Got it. Yes, VDS should work in this case as well, such as the trimming scenario you’ve described. You could write the chunk spanning the boundary between the files to both, but that’s not strictly necessary, because the source selections that make up a virtual dataset can come from datasets in different files. If the overhead of writing the chunk twice to different files is negligible, I’d go with the option that is logically simpler in your code. Files would also be more self-contained w/ a little duplication. Unless there’s a coherence problem, i.e., you plan on updating the elements in that halo, this might be the simpler option. With the non-duplication approach, there wouldn’t be a coherence problem.
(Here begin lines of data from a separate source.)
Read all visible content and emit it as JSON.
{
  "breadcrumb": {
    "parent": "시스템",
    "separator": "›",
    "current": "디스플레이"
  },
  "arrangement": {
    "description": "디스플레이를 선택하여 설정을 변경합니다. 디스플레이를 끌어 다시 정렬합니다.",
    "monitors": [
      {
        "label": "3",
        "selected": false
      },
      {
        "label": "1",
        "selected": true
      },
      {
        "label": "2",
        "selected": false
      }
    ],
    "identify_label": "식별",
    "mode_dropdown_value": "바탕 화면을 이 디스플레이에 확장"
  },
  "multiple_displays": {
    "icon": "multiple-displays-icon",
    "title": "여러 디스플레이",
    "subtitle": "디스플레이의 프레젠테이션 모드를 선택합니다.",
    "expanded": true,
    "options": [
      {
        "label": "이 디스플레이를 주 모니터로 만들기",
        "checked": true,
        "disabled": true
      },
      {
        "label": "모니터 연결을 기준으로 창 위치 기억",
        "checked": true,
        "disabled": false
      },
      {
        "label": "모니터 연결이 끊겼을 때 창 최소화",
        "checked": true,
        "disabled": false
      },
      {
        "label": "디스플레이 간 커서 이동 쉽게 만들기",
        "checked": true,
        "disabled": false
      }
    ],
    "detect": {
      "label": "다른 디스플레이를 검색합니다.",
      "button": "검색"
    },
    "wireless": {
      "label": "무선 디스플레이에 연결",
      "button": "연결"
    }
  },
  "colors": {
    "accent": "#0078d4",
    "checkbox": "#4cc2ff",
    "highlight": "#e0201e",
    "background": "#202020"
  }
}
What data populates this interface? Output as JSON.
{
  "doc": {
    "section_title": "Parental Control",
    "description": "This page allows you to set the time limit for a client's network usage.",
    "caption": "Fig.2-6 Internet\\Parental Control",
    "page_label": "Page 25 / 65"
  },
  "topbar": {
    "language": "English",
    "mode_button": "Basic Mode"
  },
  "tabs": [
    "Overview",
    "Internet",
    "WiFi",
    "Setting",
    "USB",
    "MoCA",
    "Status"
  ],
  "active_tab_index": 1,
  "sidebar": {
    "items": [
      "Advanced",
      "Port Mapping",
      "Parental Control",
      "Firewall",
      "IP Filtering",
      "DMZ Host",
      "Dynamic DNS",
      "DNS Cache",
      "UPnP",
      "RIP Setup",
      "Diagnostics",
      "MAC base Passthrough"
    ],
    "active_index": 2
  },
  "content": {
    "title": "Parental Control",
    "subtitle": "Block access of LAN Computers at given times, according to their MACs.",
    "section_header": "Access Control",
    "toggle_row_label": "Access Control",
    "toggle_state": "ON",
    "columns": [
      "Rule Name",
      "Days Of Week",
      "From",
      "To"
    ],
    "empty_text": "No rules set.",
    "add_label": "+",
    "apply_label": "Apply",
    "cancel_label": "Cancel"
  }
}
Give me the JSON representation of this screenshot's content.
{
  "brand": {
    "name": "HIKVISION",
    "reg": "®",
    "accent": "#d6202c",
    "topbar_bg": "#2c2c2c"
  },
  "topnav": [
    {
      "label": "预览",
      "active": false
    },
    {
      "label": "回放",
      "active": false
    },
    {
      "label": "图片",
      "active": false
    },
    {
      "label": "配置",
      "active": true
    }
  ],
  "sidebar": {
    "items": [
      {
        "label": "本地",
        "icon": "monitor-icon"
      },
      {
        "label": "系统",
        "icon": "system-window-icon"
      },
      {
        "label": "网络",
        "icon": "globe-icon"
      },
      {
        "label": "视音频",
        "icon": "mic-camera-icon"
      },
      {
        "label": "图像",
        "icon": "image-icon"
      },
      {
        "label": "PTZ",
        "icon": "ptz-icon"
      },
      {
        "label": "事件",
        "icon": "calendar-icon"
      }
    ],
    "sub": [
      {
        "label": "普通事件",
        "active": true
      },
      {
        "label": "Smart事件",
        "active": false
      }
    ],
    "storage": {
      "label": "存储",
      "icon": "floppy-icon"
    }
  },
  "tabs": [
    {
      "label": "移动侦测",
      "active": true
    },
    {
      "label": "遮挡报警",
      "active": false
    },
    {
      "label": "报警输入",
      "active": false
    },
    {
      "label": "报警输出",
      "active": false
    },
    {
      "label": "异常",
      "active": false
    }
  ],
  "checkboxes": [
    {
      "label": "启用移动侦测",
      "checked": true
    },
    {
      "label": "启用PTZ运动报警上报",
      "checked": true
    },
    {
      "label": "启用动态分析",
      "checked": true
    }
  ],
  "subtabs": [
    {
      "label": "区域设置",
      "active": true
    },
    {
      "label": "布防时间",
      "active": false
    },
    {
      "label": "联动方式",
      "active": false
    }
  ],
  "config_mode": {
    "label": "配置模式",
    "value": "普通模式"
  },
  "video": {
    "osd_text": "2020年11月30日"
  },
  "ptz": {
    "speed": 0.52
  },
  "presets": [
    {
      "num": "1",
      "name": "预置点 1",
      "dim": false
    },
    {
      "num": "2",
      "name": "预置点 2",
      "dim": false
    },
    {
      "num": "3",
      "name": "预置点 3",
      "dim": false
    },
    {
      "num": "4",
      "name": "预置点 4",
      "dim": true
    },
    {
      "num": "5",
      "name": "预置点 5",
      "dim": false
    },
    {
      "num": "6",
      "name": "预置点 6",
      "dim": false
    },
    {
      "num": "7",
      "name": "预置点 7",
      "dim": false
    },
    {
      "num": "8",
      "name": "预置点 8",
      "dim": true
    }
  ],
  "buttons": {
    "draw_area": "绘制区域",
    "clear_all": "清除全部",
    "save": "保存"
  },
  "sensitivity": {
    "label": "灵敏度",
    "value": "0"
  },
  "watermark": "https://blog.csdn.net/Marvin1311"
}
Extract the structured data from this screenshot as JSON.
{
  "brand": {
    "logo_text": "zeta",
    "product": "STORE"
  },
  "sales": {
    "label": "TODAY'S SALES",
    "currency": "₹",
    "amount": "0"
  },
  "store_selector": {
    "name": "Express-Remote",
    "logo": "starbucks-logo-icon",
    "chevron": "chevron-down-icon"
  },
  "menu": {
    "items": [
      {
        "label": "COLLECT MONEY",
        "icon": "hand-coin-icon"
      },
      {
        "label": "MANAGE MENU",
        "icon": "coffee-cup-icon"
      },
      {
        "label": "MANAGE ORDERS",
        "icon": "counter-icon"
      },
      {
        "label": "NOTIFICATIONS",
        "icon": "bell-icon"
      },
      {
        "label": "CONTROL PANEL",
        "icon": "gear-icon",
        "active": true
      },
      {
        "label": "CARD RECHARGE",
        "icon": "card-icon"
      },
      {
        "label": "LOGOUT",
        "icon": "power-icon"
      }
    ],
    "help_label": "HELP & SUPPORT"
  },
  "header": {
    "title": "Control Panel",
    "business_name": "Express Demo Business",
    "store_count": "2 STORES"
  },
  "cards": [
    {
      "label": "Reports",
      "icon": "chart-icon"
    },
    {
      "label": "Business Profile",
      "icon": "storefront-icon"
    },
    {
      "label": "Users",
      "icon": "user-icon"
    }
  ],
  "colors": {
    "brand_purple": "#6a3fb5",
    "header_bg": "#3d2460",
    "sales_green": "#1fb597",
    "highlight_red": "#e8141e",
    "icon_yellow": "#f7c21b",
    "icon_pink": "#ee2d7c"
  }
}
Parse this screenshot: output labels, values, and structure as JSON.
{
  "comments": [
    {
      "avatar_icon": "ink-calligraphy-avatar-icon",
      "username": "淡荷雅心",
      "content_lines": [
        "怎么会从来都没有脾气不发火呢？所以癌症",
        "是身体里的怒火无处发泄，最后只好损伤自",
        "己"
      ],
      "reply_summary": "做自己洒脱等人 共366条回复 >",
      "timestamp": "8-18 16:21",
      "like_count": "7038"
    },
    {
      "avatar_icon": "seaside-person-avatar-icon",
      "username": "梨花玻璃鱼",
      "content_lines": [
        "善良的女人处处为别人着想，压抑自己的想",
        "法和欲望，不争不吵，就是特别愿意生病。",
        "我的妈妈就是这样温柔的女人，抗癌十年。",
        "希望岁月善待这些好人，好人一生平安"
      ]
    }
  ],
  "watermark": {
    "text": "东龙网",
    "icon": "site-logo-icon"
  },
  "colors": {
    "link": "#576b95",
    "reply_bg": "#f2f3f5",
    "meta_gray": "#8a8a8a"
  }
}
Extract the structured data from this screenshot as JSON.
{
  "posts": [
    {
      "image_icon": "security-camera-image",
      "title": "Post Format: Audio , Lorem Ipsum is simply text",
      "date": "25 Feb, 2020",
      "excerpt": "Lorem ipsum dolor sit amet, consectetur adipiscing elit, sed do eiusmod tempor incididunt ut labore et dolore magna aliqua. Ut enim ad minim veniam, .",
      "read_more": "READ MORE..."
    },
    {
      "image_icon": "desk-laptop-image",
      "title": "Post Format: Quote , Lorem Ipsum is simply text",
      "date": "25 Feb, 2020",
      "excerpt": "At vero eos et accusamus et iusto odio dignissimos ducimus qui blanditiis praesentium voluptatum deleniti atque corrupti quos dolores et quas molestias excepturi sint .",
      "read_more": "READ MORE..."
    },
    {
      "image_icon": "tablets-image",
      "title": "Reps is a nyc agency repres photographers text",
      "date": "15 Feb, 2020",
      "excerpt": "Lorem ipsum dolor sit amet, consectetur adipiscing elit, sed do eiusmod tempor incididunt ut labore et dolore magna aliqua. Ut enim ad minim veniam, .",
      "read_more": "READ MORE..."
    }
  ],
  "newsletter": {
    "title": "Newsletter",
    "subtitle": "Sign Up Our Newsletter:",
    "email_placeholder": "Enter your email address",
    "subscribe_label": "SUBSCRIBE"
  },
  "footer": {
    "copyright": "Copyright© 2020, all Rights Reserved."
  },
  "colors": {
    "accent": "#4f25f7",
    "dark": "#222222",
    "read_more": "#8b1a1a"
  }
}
Read performance should be similar in both cases, unless your chunks are gigantic and you end up with a pattern where you always read the full boundary chunk but use only a small fraction of the data.
That’s extremely helpful. Thank you. My gut feeling is that duplication is probably easier for us, but we will evaluate both possibilities before committing. It’s great that virtual datasets provide an elegant solution to this problem. We really didn’t have them on our radar when considering our options.